The police public relations officer in Kano state Abdullahi Haruna while speaking to newsmen said a complaint was received from Global Community for Human Rights Network, Kano alleging that some 300 workers of the Challawa Industrial Estate rice mill were being held hostage by their employers for the past three months.

The company, said to belong to some Indian nationals, allegedly kept over 300 workers locked up in the factory during the lockdown period without allowing them access to the outside world.

According to him, four officials of the factory have been arrested and investigation has commenced to unravel the facts of the matter.

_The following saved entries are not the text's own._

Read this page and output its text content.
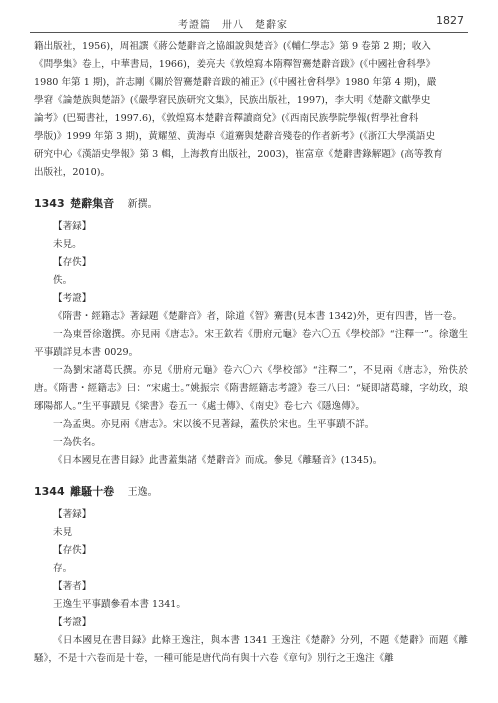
考證篇　卅八　楚辭家	1827

籍出版社，1956)，周祖譔《蔣公楚辭音之協韻說與楚音》(《輔仁學志》第 9 卷第 2 期；收入

《問學集》卷上，中華書局，1966)，姜亮夫《敦煌寫本隋釋智騫楚辭音跋》(《中國社會科學》

1980 年第 1 期)，許志剛《關於智騫楚辭音跋的補正》(《中國社會科學》1980 年第 4 期)，嚴

學窘《論楚族與楚語》(《嚴學窘民族研究文集》，民族出版社，1997)，李大明《楚辭文獻學史

論考》(巴蜀書社，1997.6)，《敦煌寫本楚辭音釋讀商兌》(《西南民族學院學報(哲學社會科

學版)》1999 年第 3 期)，黄耀堃、黄海卓《道騫與楚辭音殘卷的作者新考》(《浙江大學漢語史

研究中心《漢語史學報》第 3 輯，上海教育出版社，2003)，崔富章《楚辭書錄解題》(高等教育

出版社，2010)。

1343 楚辭集音 新撰。
【著録】

未見。

【存佚】

佚。

【考證】

《隋書・經籍志》著録題《楚辭音》者，除道《智》騫書(見本書 1342)外，更有四書，皆一卷。

一為東晉徐邈撰。亦見兩《唐志》。宋王欽若《册府元龜》卷六〇五《學校部》“注釋一”。徐邈生平事蹟詳見本書 0029。

一為劉宋諸葛氏撰。亦見《册府元龜》卷六〇六《學校部》“注釋二”，不見兩《唐志》，殆佚於唐。《隋書・經籍志》曰：“宋處士。”姚振宗《隋書經籍志考證》卷三八曰：“疑即諸葛璩，字幼玫，琅琊陽都人。”生平事蹟見《梁書》卷五一《處士傳》、《南史》卷七六《隱逸傳》。

一為孟奥。亦見兩《唐志》。宋以後不見著録，蓋佚於宋也。生平事蹟不詳。

一為佚名。

《日本國見在書目録》此書蓋集諸《楚辭音》而成。參見《離騷音》(1345)。

1344 離騷十卷 王逸。
【著録】

未見

【存佚】

存。

【著者】

王逸生平事蹟參看本書 1341。

【考證】

《日本國見在書目録》此條王逸注，與本書 1341 王逸注《楚辭》分列，不題《楚辭》而題《離騷》，不是十六卷而是十卷，一種可能是唐代尚有與十六卷《章句》別行之王逸注《離
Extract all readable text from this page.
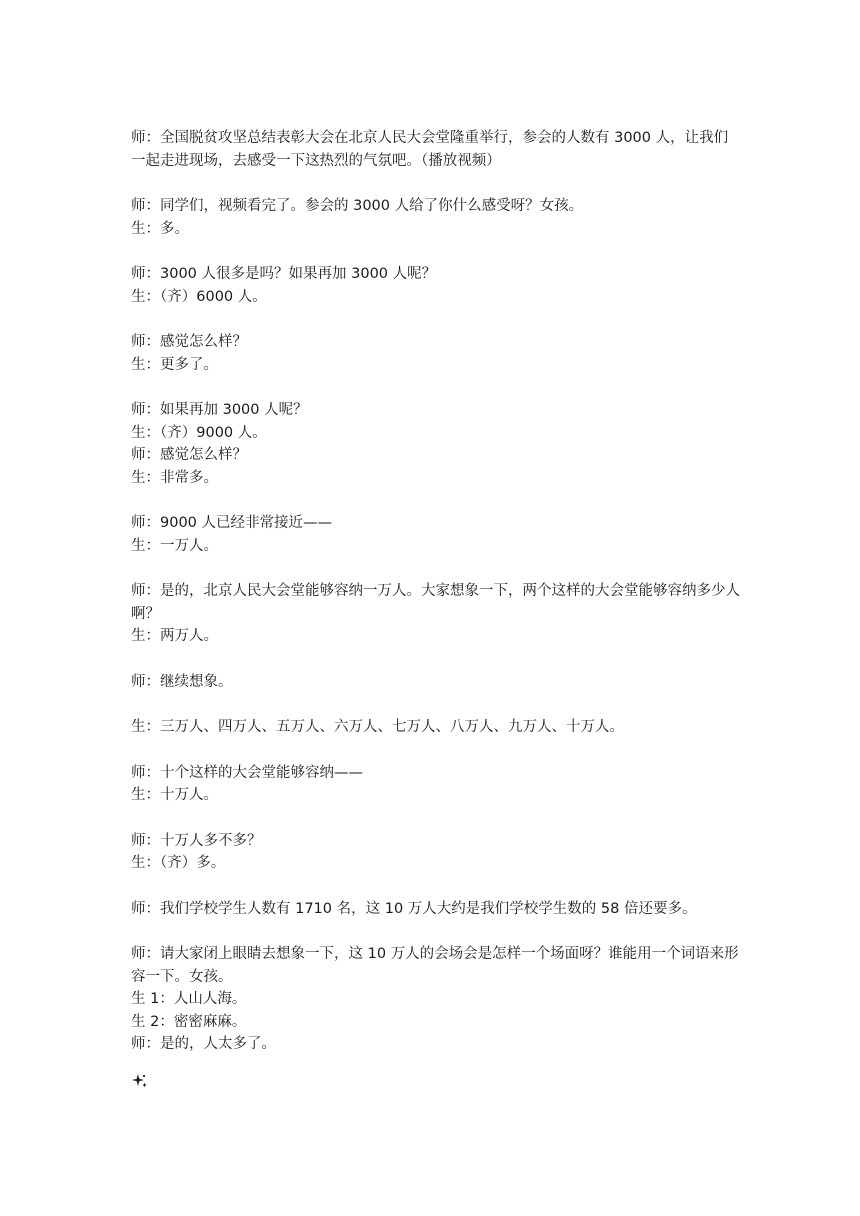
师：全国脱贫攻坚总结表彰大会在北京人民大会堂隆重举行，参会的人数有 3000 人，让我们一起走进现场，去感受一下这热烈的气氛吧。（播放视频）
师：同学们，视频看完了。参会的 3000 人给了你什么感受呀？女孩。
生：多。
师：3000 人很多是吗？如果再加 3000 人呢？
生：（齐）6000 人。
师：感觉怎么样？
生：更多了。
师：如果再加 3000 人呢？
生：（齐）9000 人。
师：感觉怎么样？
生：非常多。
师：9000 人已经非常接近——
生：一万人。
师：是的，北京人民大会堂能够容纳一万人。大家想象一下，两个这样的大会堂能够容纳多少人啊？
生：两万人。
师：继续想象。
生：三万人、四万人、五万人、六万人、七万人、八万人、九万人、十万人。
师：十个这样的大会堂能够容纳——
生：十万人。
师：十万人多不多？
生：（齐）多。
师：我们学校学生人数有 1710 名，这 10 万人大约是我们学校学生数的 58 倍还要多。
师：请大家闭上眼睛去想象一下，这 10 万人的会场会是怎样一个场面呀？谁能用一个词语来形容一下。女孩。
生 1：人山人海。
生 2：密密麻麻。
师：是的，人太多了。
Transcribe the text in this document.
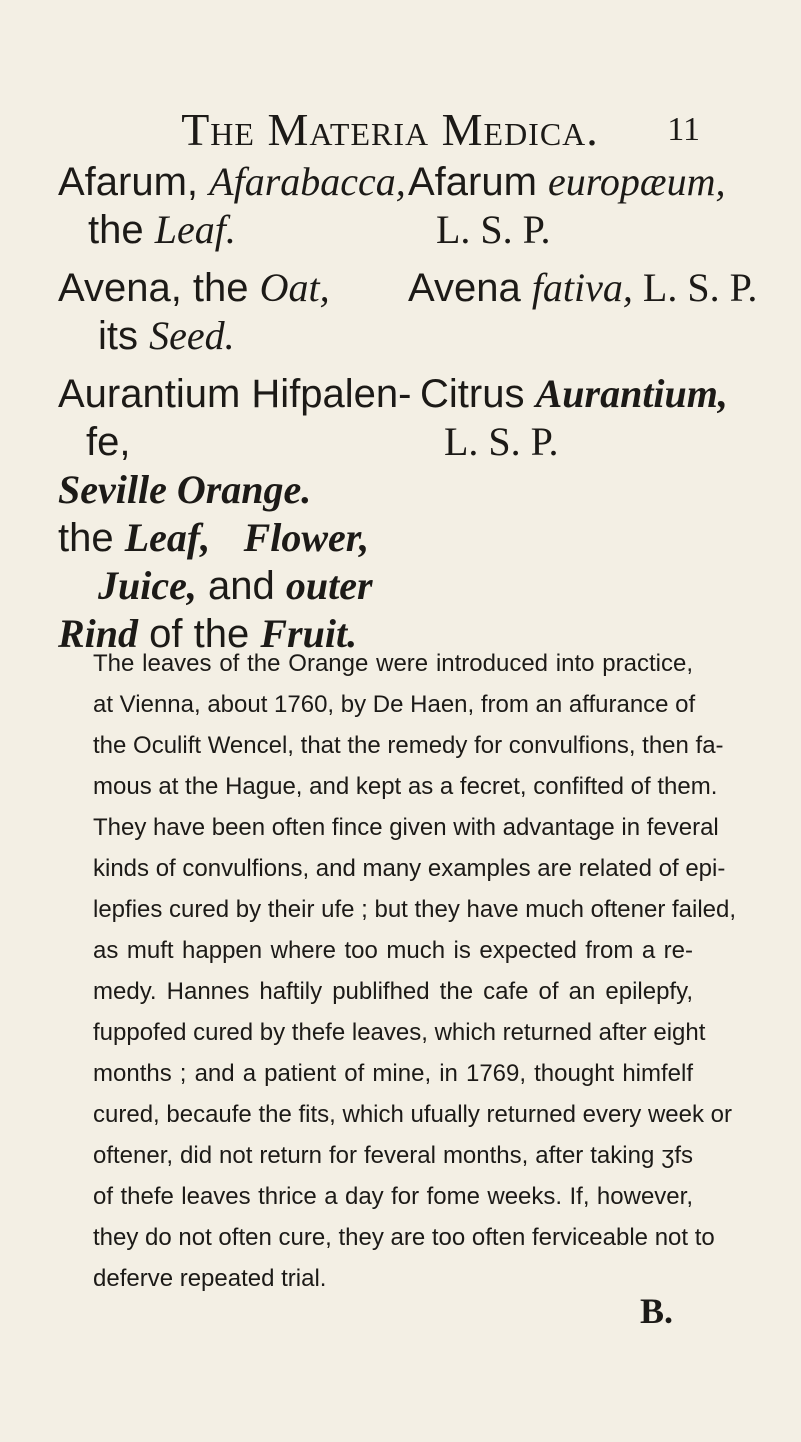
The Materia Medica.	11
Afarum, Afarabacca,
the Leaf.
Afarum europæum,
L. S. P.
Avena, the Oat,
its Seed.
Avena fativa, L. S. P.
Aurantium Hifpalen-
fe,
Seville Orange.
the Leaf, Flower,
Juice, and outer
Rind of the Fruit.
Citrus Aurantium,
L. S. P.
The leaves of the Orange were introduced into practice,
at Vienna, about 1760, by De Haen, from an affurance of
the Oculift Wencel, that the remedy for convulfions, then fa-
mous at the Hague, and kept as a fecret, confifted of them.
They have been often fince given with advantage in feveral
kinds of convulfions, and many examples are related of epi-
lepfies cured by their ufe ; but they have much oftener failed,
as muft happen where too much is expected from a re-
medy. Hannes haftily publifhed the cafe of an epilepfy,
fuppofed cured by thefe leaves, which returned after eight
months ; and a patient of mine, in 1769, thought himfelf
cured, becaufe the fits, which ufually returned every week or
oftener, did not return for feveral months, after taking ʒfs
of thefe leaves thrice a day for fome weeks. If, however,
they do not often cure, they are too often ferviceable not to
deferve repeated trial.
B.
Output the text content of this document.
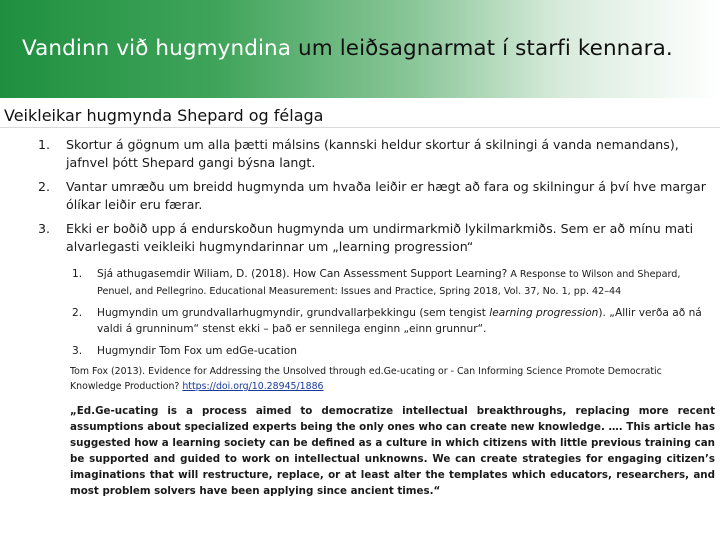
Vandinn við hugmyndina um leiðsagnarmat í starfi kennara.
Veikleikar hugmynda Shepard og félaga
1. Skortur á gögnum um alla þætti málsins (kannski heldur skortur á skilningi á vanda nemandans), jafnvel þótt Shepard gangi býsna langt.
2. Vantar umræðu um breidd hugmynda um hvaða leiðir er hægt að fara og skilningur á því hve margar ólíkar leiðir eru færar.
3. Ekki er boðið upp á endurskoðun hugmynda um undirmarkmið lykilmarkmiðs. Sem er að mínu mati alvarlegasti veikleiki hugmyndarinnar um „learning progression“
1. Sjá athugasemdir Wiliam, D. (2018). How Can Assessment Support Learning? A Response to Wilson and Shepard, Penuel, and Pellegrino. Educational Measurement: Issues and Practice, Spring 2018, Vol. 37, No. 1, pp. 42–44
2. Hugmyndin um grundvallarhugmyndir, grundvallarþekkingu (sem tengist learning progression). „Allir verða að ná valdi á grunninum“ stenst ekki – það er sennilega enginn „einn grunnur“.
3. Hugmyndir Tom Fox um edGe-ucation
Tom Fox (2013). Evidence for Addressing the Unsolved through ed.Ge-ucating or - Can Informing Science Promote Democratic Knowledge Production? https://doi.org/10.28945/1886
„Ed.Ge-ucating is a process aimed to democratize intellectual breakthroughs, replacing more recent assumptions about specialized experts being the only ones who can create new knowledge. …. This article has suggested how a learning society can be defined as a culture in which citizens with little previous training can be supported and guided to work on intellectual unknowns. We can create strategies for engaging citizen’s imaginations that will restructure, replace, or at least alter the templates which educators, researchers, and most problem solvers have been applying since ancient times.“
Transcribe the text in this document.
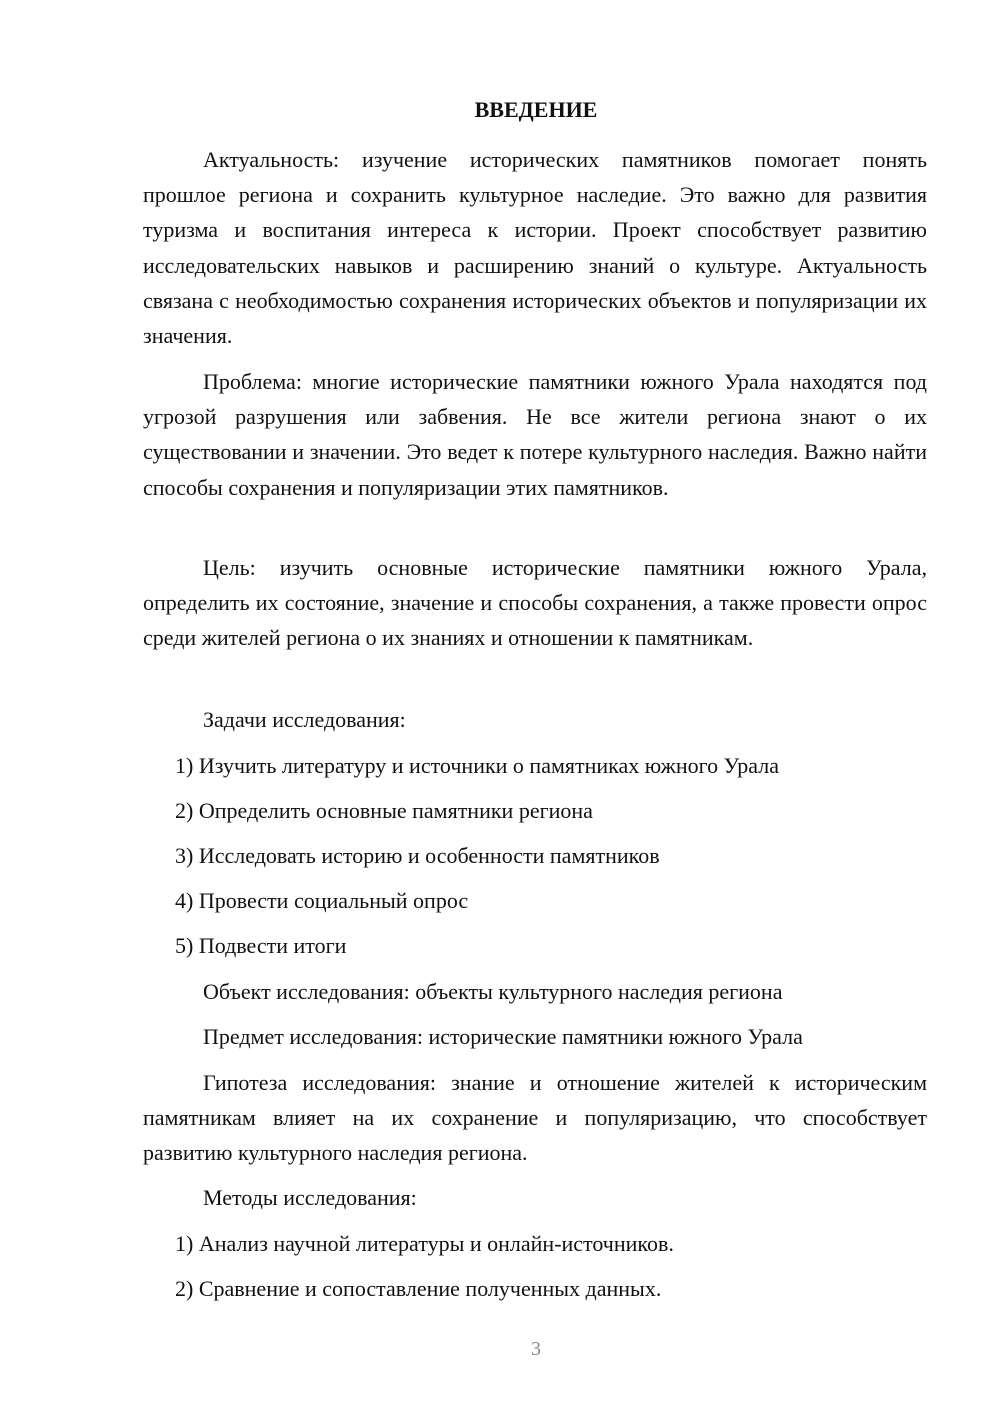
ВВЕДЕНИЕ

Актуальность: изучение исторических памятников помогает понять прошлое региона и сохранить культурное наследие. Это важно для развития туризма и воспитания интереса к истории. Проект способствует развитию исследовательских навыков и расширению знаний о культуре. Актуальность связана с необходимостью сохранения исторических объектов и популяризации их значения.

Проблема: многие исторические памятники южного Урала находятся под угрозой разрушения или забвения. Не все жители региона знают о их существовании и значении. Это ведет к потере культурного наследия. Важно найти способы сохранения и популяризации этих памятников.

Цель: изучить основные исторические памятники южного Урала, определить их состояние, значение и способы сохранения, а также провести опрос среди жителей региона о их знаниях и отношении к памятникам.

Задачи исследования:
1) Изучить литературу и источники о памятниках южного Урала
2) Определить основные памятники региона
3) Исследовать историю и особенности памятников
4) Провести социальный опрос
5) Подвести итоги
Объект исследования: объекты культурного наследия региона
Предмет исследования: исторические памятники южного Урала

Гипотеза исследования: знание и отношение жителей к историческим памятникам влияет на их сохранение и популяризацию, что способствует развитию культурного наследия региона.

Методы исследования:
1) Анализ научной литературы и онлайн-источников.
2) Сравнение и сопоставление полученных данных.
3
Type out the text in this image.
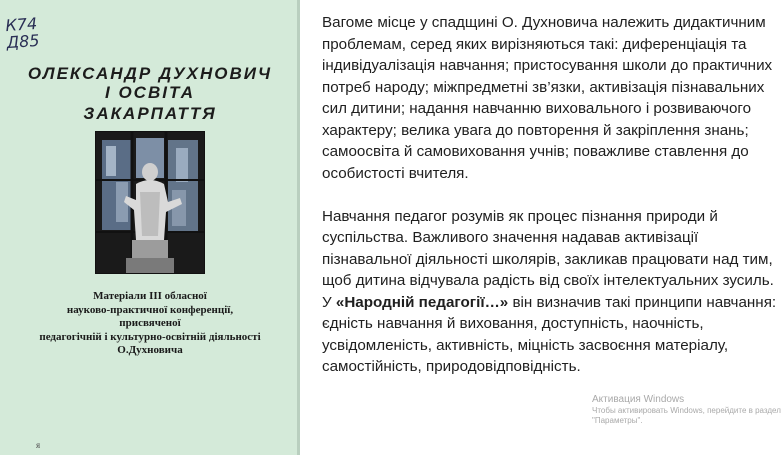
К74
Д85
ОЛЕКСАНДР ДУХНОВИЧ
І ОСВІТА
ЗАКАРПАТТЯ
Матеріали III обласної
науково-практичної конференції,
присвяченої
педагогічній і культурно-освітній діяльності
О.Духновича
я

Вагоме місце у спадщині О. Духновича належить дидактичним проблемам, серед яких вирізняються такі: диференціація та індивідуалізація навчання; пристосування школи до практичних потреб народу; міжпредметні зв’язки, активізація пізнавальних сил дитини; надання навчанню виховального і розвиваючого характеру; велика увага до повторення й закріплення знань; самоосвіта й самовиховання учнів; поважливе ставлення до особистості вчителя.

Навчання педагог розумів як процес пізнання природи й суспільства. Важливого значення надавав активізації пізнавальної діяльності школярів, закликав працювати над тим, щоб дитина відчувала радість від своїх інтелектуальних зусиль. У «Народній педагогії…» він визначив такі принципи навчання: єдність навчання й виховання, доступність, наочність, усвідомленість, активність, міцність засвоєння матеріалу, самостійність, природовідповідність.

Активация Windows
Чтобы активировать Windows, перейдите в раздел
"Параметры".
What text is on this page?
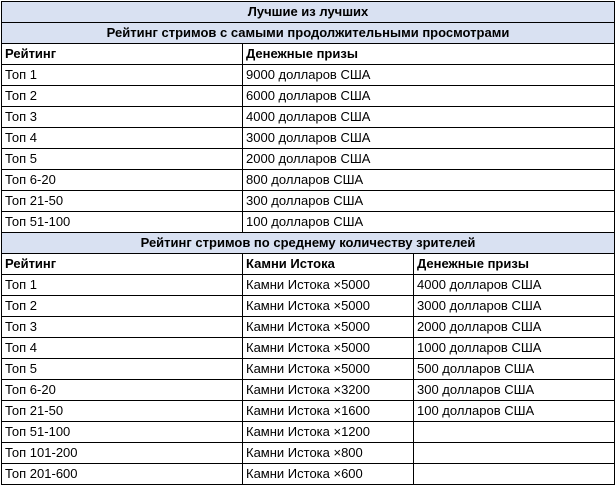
Лучшие из лучших		
Рейтинг стримов с самыми продолжительными просмотрами		
Рейтинг	Денежные призы	
Топ 1	9000 долларов США	
Топ 2	6000 долларов США	
Топ 3	4000 долларов США	
Топ 4	3000 долларов США	
Топ 5	2000 долларов США	
Топ 6-20	800 долларов США	
Топ 21-50	300 долларов США	
Топ 51-100	100 долларов США	
Рейтинг стримов по среднему количеству зрителей		
Рейтинг	Камни Истока	Денежные призы
Топ 1	Камни Истока ×5000	4000 долларов США
Топ 2	Камни Истока ×5000	3000 долларов США
Топ 3	Камни Истока ×5000	2000 долларов США
Топ 4	Камни Истока ×5000	1000 долларов США
Топ 5	Камни Истока ×5000	500 долларов США
Топ 6-20	Камни Истока ×3200	300 долларов США
Топ 21-50	Камни Истока ×1600	100 долларов США
Топ 51-100	Камни Истока ×1200	
Топ 101-200	Камни Истока ×800	
Топ 201-600	Камни Истока ×600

Some of the workers while recounting their ordeal said they were denied exit from the mill since the beginning of the nationwide lockdown imposed in March for fear of importing COVID-19 into the factory.

Workers narrate their experience:

“We were treated like slaves for three months.

“We were all set free on Monday. It was a nasty experience…I don’t know how to describe the food we were fed with. The head of the administration recruited one woman who was cooking the food for us to buy.

“My monthly salary was N32,000. We were working day and night. I wanted to leave but there was no way; my wife and children were traumatized,” one of them recounted.

“We’ve been subjected to various forms of torture and humiliation, but we have no option. Though someone was able to bring in ‘Mai shayi’ selling tea and bread to us, that’s the only thing we could buy aside from the food they cooked for us. We had no right to buy anything outside the company.

“Any person who falls sick would have to look for a way that a medicine could be sneaked into the company for him without the management’s knowledge.

“We could only secretly send some labourers taking out the dust to buy medicines for us. About 20 of us fell sick within that period but no effort was made by the company to either take us to the hospital or take care of us,” lamented another worker.

The Global Community for Human Rights that brought the attention of the security agency to the atrocity said the organisation would take up the case to ensure that the men got justice.